[update from spring 2025: I’m incredibly excited to share that I have now signed with my amazing literary agent Mark Falkin and the book is currently on submission to publishing houses!]
I started writing The First Hotel On The Moon, my science fiction novel, in a blind frenzy of adrenaline two years ago.
I was getting ready to graduate from college. My final season of mock trial had just ended, meaning that I was no longer spending long nights practicing lawyer cosplay. I’d submitted my honors project. Classes were nearly over. But I didn’t know how to stop running, and I didn’t know how to turn off the adrenaline. I dove into the first draft with the panic and energy of someone being hunted. For three months, I wrote with sheer desperation, and at the end of those three months, I had a terrible first draft.

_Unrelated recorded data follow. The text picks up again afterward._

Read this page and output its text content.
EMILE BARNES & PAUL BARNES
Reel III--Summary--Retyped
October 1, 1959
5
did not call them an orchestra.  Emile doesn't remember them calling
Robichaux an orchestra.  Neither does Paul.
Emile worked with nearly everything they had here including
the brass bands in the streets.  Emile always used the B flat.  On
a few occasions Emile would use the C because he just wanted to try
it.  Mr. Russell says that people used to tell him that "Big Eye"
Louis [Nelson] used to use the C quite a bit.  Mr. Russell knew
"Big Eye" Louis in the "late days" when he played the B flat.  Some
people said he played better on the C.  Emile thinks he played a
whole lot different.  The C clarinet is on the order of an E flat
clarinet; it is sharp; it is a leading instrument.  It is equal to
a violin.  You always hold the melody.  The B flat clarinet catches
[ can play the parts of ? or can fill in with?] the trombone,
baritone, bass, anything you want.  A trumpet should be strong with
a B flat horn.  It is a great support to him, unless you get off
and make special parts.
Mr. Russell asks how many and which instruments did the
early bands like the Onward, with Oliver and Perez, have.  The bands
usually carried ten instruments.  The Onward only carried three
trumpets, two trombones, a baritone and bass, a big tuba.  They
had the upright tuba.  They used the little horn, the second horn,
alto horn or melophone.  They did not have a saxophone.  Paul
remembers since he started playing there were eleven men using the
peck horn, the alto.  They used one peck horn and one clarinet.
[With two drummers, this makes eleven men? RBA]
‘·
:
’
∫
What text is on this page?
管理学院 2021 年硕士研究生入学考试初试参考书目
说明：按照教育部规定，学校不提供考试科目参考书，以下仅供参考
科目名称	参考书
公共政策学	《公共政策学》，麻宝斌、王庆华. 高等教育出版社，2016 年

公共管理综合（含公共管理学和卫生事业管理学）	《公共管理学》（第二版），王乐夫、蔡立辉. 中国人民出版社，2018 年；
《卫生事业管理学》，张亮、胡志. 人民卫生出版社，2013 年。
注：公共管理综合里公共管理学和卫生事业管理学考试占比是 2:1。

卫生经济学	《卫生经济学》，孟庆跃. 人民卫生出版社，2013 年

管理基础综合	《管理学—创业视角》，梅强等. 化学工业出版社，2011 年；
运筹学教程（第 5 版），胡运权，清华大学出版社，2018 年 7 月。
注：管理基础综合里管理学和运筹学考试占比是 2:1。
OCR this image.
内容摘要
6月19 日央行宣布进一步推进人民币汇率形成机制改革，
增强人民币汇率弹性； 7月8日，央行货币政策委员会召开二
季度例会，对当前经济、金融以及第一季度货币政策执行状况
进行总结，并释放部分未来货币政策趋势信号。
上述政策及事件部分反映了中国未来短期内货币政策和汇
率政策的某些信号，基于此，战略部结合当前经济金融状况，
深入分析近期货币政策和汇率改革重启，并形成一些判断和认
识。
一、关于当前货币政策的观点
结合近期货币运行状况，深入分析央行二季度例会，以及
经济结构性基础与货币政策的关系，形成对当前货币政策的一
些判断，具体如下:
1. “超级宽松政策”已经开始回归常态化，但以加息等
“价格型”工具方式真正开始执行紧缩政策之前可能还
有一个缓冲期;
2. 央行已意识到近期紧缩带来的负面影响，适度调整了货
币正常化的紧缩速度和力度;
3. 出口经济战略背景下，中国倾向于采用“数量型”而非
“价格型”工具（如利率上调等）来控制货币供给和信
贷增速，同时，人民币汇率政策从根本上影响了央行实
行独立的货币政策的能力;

When I look back, I did have my setting. I had the Hotel in my fingers. I had this glorious glitter-dark entity, and the atmosphere of intrigue and luxury that it inspired.
And it was empty, because I did not yet have my story.
I mean, I had a story. Things happened. I had characters, and they had each other, but there was nothing that was real and exciting. I didn’t even care about them. That’s how you know it was bad.
To make matters worse, in June 2022, the same month I graduated, I took on a full-time role with a startup that demanded very long hours. I don’t remember most of that summer. I remember sitting in front of the weak air conditioning unit in the old apartment on Grove Street in Evanston, working at an overheated laptop. The cool, comfortable world I’d built on the moon started to fade. I have always been a perfectionist, and I’d created something so riddled with holes and mistakes and weak bits of writing that it was almost painful to consider it mine. So I laughed about it to my friends, calling it this evil little thing I’d written. I refused to show anyone.
But in the winter of that year, when Chicago grew colder, I went up to the Hotel again, and Draft 2 began to take shape.
I began to understand the story and characters that this world needed. Slowly, agonizingly slowly, I began to edit it into genuine existence. Over the entire year of 2023, I began to pull the corners of this strange world together. I began to explore the Hotel, and what it meant for these characters to be there.
Honestly, I think that second draft was mostly terrible, too. But it had some heat, as John Bresland would say. It was starting to rear its head, here and there, with sections of meaning. It was ugly, but it was beginning to matter to me.
And finally, this past winter, in Draft 3, I found the story that the Hotel needed. Finally, as science fiction is supposed to, it began to mean more than the story and its characters.
I think we’re almost done here.
The past few months have changed the way that I think about writing. Eric has helped a lot with that, too. I can’t think of it as an art right now, but as a routine, and as a vital part of my life. I know now that this is the work I care most about. That realization is as frightening as it is freeing.
I’ll be back with more news and more haunted little short stories soon. The fact that you’re reading this means the world to me.
But for now, I want to be the first to welcome you all upstairs, and to let you know that the Hotel is almost ready for guests.